Di Beranda Istana Alhambra (16 – Bersujud di Masjid Cordoba)
Kejayaan Bani Umayyah di Andalusia dimulai setelah Tariq bin Jiyad sebagai Panglima dan pasukannya berhasil mengalahkan Kerajaan Visigoth yang dipimpin oleh seorang Raja bernama Roderic pada 711 M. Saat itu Tariq menjabat Gubernur pada wilayah Tangier di ujung Barat Laut Afrika yang kini menjadi bagian dari Kerajaan Maroko, yang pelabuhannya berseberangan dengan Iberia sebutan untuk wilayah Eropa Barat Daya yang kini dikenal dengan Spanyol dan Portugal.
Roderic mengendalikan wilyah kekuasaannya dari Kota Toledo. Ia merupakan keturunan Bangsa Visigoth, yang bukan orang Spanyol asli, akan tetapi sebuah bangsa keturunan Jerman yang sempat berkuasa di sebagian wilayah Eropa. Karena itu, banyak sejarawan menempatkannya sebagai penguasa asing yang menduduki wilayah Iberia. Setelah mengalami kekalahan dari Romawi, kekuasaan Visigoth yang tersisa hanya di Iberia.

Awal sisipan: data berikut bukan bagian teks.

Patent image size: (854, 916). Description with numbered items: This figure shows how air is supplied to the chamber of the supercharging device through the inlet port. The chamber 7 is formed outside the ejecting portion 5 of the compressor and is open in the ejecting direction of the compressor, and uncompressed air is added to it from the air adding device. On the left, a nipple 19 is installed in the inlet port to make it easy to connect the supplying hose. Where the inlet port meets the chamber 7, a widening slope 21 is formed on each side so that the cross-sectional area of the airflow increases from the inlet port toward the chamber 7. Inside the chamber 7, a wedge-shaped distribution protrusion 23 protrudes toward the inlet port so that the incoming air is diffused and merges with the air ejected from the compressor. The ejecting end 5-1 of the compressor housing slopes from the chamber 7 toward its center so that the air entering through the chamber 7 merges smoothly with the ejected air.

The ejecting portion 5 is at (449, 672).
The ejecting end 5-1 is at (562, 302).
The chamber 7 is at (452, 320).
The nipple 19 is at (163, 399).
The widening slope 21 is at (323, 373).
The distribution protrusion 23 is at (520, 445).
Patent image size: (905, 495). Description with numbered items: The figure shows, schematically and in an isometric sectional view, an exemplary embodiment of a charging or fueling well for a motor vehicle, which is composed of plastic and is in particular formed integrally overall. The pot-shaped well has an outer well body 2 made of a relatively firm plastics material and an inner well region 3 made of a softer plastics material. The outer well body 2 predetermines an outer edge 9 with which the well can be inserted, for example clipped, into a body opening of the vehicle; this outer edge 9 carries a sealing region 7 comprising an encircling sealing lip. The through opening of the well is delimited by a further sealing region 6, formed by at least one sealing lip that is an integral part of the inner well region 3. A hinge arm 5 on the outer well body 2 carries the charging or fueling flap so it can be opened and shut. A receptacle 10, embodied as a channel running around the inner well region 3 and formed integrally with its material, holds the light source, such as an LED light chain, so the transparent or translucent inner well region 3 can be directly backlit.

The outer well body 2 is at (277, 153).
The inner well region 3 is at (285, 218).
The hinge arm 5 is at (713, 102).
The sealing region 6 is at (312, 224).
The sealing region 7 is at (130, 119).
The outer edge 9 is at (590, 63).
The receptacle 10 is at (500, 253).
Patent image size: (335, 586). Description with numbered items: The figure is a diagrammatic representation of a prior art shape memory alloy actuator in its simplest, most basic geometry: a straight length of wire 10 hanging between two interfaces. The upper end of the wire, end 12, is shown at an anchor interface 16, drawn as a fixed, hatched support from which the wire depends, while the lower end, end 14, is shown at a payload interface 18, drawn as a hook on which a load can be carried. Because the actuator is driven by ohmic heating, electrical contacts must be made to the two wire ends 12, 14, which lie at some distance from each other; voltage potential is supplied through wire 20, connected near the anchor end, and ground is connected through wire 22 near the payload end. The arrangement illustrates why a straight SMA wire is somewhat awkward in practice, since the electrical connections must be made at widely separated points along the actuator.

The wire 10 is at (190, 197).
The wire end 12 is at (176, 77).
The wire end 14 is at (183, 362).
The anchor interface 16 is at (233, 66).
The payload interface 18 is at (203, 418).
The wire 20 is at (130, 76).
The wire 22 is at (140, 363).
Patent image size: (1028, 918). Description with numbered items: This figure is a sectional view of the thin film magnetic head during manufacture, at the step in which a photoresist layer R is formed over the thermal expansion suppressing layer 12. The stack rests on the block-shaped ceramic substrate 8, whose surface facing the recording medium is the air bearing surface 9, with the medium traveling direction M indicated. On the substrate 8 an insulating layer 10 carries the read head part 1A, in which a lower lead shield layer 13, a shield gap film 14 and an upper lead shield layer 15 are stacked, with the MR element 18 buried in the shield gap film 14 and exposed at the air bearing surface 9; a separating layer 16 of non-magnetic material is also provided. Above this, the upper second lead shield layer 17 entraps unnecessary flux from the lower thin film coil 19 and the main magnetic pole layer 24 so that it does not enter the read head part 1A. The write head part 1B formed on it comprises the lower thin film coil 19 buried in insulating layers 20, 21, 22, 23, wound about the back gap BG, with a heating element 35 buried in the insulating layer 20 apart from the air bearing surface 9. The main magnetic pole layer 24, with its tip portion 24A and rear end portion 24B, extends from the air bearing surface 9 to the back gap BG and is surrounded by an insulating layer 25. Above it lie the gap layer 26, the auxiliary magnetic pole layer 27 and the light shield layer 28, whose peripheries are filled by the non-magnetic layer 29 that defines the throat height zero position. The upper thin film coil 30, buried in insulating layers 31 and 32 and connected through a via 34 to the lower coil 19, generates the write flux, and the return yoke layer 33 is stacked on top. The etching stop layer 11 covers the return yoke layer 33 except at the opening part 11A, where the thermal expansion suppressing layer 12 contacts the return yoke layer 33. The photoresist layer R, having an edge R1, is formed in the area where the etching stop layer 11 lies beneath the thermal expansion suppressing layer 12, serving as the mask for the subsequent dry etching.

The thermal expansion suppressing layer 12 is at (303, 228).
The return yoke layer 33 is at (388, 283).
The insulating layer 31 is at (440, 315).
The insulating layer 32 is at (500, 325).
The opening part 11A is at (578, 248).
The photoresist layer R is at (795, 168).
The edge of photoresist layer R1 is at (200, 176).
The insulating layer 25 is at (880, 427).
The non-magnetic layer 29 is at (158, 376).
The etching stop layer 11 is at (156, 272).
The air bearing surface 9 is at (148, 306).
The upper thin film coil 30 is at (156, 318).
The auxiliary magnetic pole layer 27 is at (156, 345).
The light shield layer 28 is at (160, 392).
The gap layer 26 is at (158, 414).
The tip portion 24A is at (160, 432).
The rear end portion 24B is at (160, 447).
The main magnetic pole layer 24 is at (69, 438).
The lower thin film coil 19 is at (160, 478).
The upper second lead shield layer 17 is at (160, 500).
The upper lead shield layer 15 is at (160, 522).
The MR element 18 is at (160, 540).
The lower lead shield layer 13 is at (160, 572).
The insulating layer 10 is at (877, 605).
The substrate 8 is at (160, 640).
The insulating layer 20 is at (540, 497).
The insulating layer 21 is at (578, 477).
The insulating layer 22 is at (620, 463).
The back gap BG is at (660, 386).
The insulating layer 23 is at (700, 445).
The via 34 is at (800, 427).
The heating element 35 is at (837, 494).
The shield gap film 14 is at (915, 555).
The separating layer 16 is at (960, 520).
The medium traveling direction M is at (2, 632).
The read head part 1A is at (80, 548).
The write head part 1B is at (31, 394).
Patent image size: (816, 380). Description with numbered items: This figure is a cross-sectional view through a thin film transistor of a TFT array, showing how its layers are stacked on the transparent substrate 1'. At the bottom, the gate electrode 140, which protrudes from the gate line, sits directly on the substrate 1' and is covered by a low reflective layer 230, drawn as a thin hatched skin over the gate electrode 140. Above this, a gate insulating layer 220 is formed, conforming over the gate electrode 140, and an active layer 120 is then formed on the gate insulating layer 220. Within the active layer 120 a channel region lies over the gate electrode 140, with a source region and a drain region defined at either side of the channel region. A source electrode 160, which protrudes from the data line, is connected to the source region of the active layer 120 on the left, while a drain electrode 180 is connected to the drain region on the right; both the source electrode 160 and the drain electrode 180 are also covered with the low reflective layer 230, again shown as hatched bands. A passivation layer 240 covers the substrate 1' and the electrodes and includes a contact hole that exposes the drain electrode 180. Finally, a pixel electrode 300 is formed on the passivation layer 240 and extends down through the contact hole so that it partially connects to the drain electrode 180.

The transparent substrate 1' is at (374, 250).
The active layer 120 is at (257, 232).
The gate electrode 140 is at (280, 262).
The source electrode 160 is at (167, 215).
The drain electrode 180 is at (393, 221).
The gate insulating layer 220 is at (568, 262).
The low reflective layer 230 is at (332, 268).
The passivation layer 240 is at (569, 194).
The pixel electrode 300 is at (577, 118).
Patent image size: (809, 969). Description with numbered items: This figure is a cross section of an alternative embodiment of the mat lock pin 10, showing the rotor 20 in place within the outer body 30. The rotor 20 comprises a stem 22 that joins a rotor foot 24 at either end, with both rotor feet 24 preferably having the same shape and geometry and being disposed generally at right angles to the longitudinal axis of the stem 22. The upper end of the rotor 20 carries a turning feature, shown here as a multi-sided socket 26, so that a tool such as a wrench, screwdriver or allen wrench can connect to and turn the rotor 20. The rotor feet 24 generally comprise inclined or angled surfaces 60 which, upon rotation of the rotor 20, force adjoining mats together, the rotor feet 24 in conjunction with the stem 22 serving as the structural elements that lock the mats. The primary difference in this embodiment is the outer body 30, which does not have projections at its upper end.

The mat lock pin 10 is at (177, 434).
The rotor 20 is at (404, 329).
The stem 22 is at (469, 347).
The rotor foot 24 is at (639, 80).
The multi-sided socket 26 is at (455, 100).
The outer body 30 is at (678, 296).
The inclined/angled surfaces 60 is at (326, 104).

Pasukan Tariq berhadapan dengan Pasukan Roderic dalam perang yang sangat menentukan di dekat Sungai Guadalete. Keberhasilan Tariq dan pasukannya kemudian disempurnakan oleh Musa bin Nusyair, yang saat itu menjabat Gubernur Kawasan Afrika Utara yang menjadi bagian dari Dinasti Bani Umayyah. Musa mengendalikan wilayah kekuasaannya dari Kairouan, yang kini masuk wilayah Tunisia.
Saat Bani Umayyah runtuh dikalahkan oleh Bani Abbasiah tahun 750 M, yang kemudian memindahkan ibukotanya dari Damaskus ke Bagdad, seluruh keluarga Bani Umayyah dibunuh. Hanya Abdurrahman yang selamat, karena pada saat pembantaian dilakukan ia sedang sakit, sehingga tidak berada dalam rombongan keluarga.
Abdurrahman adalah salah seorang Keponakan dari Marwan II ibn Muhammad yang merupakan Khalifah terakhir Bani Umayyah, yang ikut terbunuh saat peralihan kekuasaan ke Bani Abbasiyah. Waktu itu Abdurrahman masih berusia 19 tahun, karena merasa nyawanya terancam kemudian melarikan diri menuju Andalusia, sebutan Iberia bagi bangsa Arab yang berarti wilayah baru.
Ada dua alasan mengapa ia memilih Andalusia: Pertama, karena Andalusia masih dikuasai oleh para pengikut Bani Umayyah dan para pejabatnya diangkat oleh keluarganya. Kedua, wilayah ini secara geografis sangat jauh dari Bagdad, dimana musuhnya berkuasa, sehinga keberadaannya akan sulit dijangkau.
Dalam pelariannya Abdurrahman terus dikejar oleh pasukan Abbasiyah. Ia melewati kota-kota dengan cara menyamar untuk menghindari para Penguasa setempat yang menjadi loyalis Abbasiyah, dan melewati padang pasir, serta melawan teriknya panas matahari sepanjang perjalanannya, dengan hanya ditemani seorang penunjuk jalan yang menjadi saksi kegigihannya. Berkali-kali dirinya menghadapi situasi antara hidup dan mati melawan ganasnya alam.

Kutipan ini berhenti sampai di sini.